La formule des cours à distance plaît tellement aux universitaires qu'ils sont cette année un sur deux à s'être inscrits à au moins un cours donné sur le Web, une augmentation de 14,8 % par rapport à 2015. «On fait des bonds assez spectaculaires en formation à distance ces dernières années. On a investi beaucoup en technopédagogie, et les étudiants en redemandent. Ils aiment la flexibilité que ce type de cours offre à leur horaire», commente Nicole Lacasse, vice-rectrice adjointe aux études et aux activités internationales à l'Université Laval.

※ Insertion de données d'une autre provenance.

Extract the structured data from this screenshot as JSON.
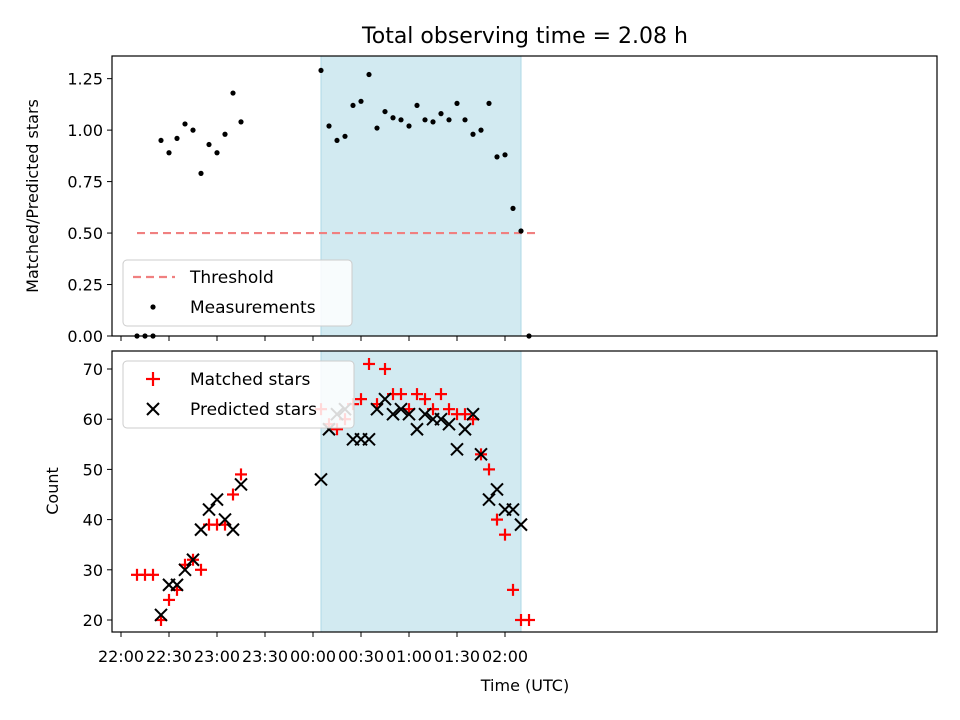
{
  "chart_data": [
    {
      "type": "scatter",
      "title": "Total observing time = 2.08 h",
      "ylabel": "Matched/Predicted stars",
      "xlabel": "",
      "ylim": [
        0,
        1.36
      ],
      "yticks": [
        "0.00",
        "0.25",
        "0.50",
        "0.75",
        "1.00",
        "1.25"
      ],
      "x_unit": "minutes from 22:00 UTC",
      "shaded_region": {
        "x_start": 125,
        "x_end": 250,
        "color": "#add8e6"
      },
      "threshold": {
        "name": "Threshold",
        "value": 0.5,
        "x_start": 10,
        "x_end": 260,
        "color": "#f08080"
      },
      "series": [
        {
          "name": "Measurements",
          "color": "#000000",
          "x": [
            10,
            15,
            20,
            25,
            30,
            35,
            40,
            45,
            50,
            55,
            60,
            65,
            70,
            75,
            125,
            130,
            135,
            140,
            145,
            150,
            155,
            160,
            165,
            170,
            175,
            180,
            185,
            190,
            195,
            200,
            205,
            210,
            215,
            220,
            225,
            230,
            235,
            240,
            245,
            250,
            255
          ],
          "y": [
            0.0,
            0.0,
            0.0,
            0.95,
            0.89,
            0.96,
            1.03,
            1.0,
            0.79,
            0.93,
            0.89,
            0.98,
            1.18,
            1.04,
            1.29,
            1.02,
            0.95,
            0.97,
            1.12,
            1.14,
            1.27,
            1.01,
            1.09,
            1.06,
            1.05,
            1.02,
            1.12,
            1.05,
            1.04,
            1.08,
            1.05,
            1.13,
            1.05,
            0.98,
            1.0,
            1.13,
            0.87,
            0.88,
            0.62,
            0.51,
            0.0
          ]
        }
      ]
    },
    {
      "type": "scatter",
      "title": "",
      "ylabel": "Count",
      "xlabel": "Time (UTC)",
      "ylim": [
        18,
        73
      ],
      "yticks": [
        "20",
        "30",
        "40",
        "50",
        "60",
        "70"
      ],
      "xticks": [
        "22:00",
        "22:30",
        "23:00",
        "23:30",
        "00:00",
        "00:30",
        "01:00",
        "01:30",
        "02:00"
      ],
      "x_unit": "minutes from 22:00 UTC",
      "shaded_region": {
        "x_start": 125,
        "x_end": 250,
        "color": "#add8e6"
      },
      "series": [
        {
          "name": "Matched stars",
          "marker": "+",
          "color": "#ff0000",
          "x": [
            10,
            15,
            20,
            25,
            30,
            35,
            40,
            45,
            50,
            55,
            60,
            65,
            70,
            75,
            125,
            130,
            135,
            140,
            145,
            150,
            155,
            160,
            165,
            170,
            175,
            180,
            185,
            190,
            195,
            200,
            205,
            210,
            215,
            220,
            225,
            230,
            235,
            240,
            245,
            250,
            255
          ],
          "y": [
            29,
            29,
            29,
            20,
            24,
            26,
            31,
            32,
            30,
            39,
            39,
            39,
            45,
            49,
            62,
            59,
            58,
            60,
            63,
            64,
            71,
            63,
            70,
            65,
            65,
            62,
            65,
            64,
            62,
            65,
            62,
            61,
            61,
            60,
            53,
            50,
            40,
            37,
            26,
            20,
            20
          ]
        },
        {
          "name": "Predicted stars",
          "marker": "x",
          "color": "#000000",
          "x": [
            25,
            30,
            35,
            40,
            45,
            50,
            55,
            60,
            65,
            70,
            75,
            125,
            130,
            135,
            140,
            145,
            150,
            155,
            160,
            165,
            170,
            175,
            180,
            185,
            190,
            195,
            200,
            205,
            210,
            215,
            220,
            225,
            230,
            235,
            240,
            245,
            250
          ],
          "y": [
            21,
            27,
            27,
            30,
            32,
            38,
            42,
            44,
            40,
            38,
            47,
            48,
            58,
            61,
            62,
            56,
            56,
            56,
            62,
            64,
            61,
            62,
            61,
            58,
            61,
            60,
            60,
            59,
            54,
            58,
            61,
            53,
            44,
            46,
            42,
            42,
            39
          ]
        }
      ]
    }
  ]
}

Le campus de l'université n'est pas déserté par les jeunes pour autant. «En général, on ne suit pas un cours à distance isolé dans son sous-sol. Nos lieux publics, comme la bibliothèque, les cafétérias, sont pleins d'étudiants qui travaillent ou suivent leurs cours, au moment le plus propice. Ce sont les comportements qui changent», explique Mme Lacasse. L'Université s'assure toutefois que la majorité des étudiants de première année au baccalauréat choisissent au moins un cours traditionnel, en classe, afin de favoriser leur intégration.

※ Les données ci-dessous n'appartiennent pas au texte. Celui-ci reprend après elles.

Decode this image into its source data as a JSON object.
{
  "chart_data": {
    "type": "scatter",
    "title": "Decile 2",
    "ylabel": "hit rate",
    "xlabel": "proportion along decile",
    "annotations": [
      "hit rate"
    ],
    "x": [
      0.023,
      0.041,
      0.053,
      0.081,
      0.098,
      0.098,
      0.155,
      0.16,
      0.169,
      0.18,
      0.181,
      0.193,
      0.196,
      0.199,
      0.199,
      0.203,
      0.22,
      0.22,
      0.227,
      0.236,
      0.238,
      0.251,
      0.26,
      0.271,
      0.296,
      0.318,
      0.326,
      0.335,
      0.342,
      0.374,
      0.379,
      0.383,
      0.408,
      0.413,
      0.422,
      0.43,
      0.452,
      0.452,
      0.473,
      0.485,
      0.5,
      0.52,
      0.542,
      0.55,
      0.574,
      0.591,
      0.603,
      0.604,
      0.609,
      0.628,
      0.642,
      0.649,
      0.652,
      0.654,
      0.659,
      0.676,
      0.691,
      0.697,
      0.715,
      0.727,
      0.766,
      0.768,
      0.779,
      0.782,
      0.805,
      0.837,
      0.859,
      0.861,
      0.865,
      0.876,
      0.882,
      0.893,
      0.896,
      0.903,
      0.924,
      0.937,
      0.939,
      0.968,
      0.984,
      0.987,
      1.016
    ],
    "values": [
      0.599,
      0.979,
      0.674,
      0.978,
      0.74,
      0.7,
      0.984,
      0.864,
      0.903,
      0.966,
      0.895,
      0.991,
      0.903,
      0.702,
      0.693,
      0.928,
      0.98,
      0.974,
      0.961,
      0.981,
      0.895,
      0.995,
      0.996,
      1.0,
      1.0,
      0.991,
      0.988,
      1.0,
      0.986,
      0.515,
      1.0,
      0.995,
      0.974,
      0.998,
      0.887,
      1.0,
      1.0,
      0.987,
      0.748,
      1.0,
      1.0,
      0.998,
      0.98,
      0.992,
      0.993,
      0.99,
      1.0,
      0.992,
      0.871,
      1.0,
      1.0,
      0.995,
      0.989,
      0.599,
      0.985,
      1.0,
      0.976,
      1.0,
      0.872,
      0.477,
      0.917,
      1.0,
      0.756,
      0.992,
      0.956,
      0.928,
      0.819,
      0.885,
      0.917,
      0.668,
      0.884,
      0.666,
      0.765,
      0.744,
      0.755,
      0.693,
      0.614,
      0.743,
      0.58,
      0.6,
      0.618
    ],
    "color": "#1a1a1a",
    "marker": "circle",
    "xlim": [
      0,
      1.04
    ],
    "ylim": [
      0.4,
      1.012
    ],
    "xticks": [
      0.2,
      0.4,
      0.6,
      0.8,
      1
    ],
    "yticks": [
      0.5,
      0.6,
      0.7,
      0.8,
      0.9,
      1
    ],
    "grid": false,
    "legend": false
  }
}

Les cours à distance ne coûtent pas moins cher à l'Université. Ils ouvrent toutefois la porte à plus de possibilités. Par exemple, Laval lance cette année un microprogramme en statistique sociale en collaboration avec l'Université de Bordeaux. Chaque établissement donne la moitié des cours à des étudiants qui viennent de toute la francophonie.

Territoire agrandi

Cette offre à distance explique en partie pourquoi l'Université Laval réussit à augmenter son bassin d'étudiants, alors que selon la courbe démographique, il y a moins de jeunes en provenance des cégeps. «Ça agrandit notre territoire d'enseignement. On peut offrir des cours autant à un jeune du fond de la Gaspésie que du fond de l'Allemagne», illustre Mme Lacasse.

L'Université a connu une baisse de 600 demandes d'admission en provenance des cégépiens cette année, mais elle en a accepté davantage, sans modifier ses critères d'admission. «Ça démontre que les dossiers qu'on a reçus étaient bons», indique Mme Lacasse.

Le nombre d'étudiants étrangers grimpe également, avec une hausse de 2,6 %. Même si depuis 2015, ils doivent payer des frais de scolarité trois fois plus élevés au 1er cycle, les étudiants français sont encore au rendez-vous. «On a moins de demandes d'admission, mais, en bout de piste, on a environ 10 étudiants français de moins sur les 800 qu'on accueille.»

Même si les chiffres peuvent varier encore un peu d'ici la fin de la période d'abandon des cours, le 20 septembre, l'Université peut déjà prévoir qu'elle accueillera en ses murs environ 1000 étudiants de plus que l'an dernier, pour un total de 46 300.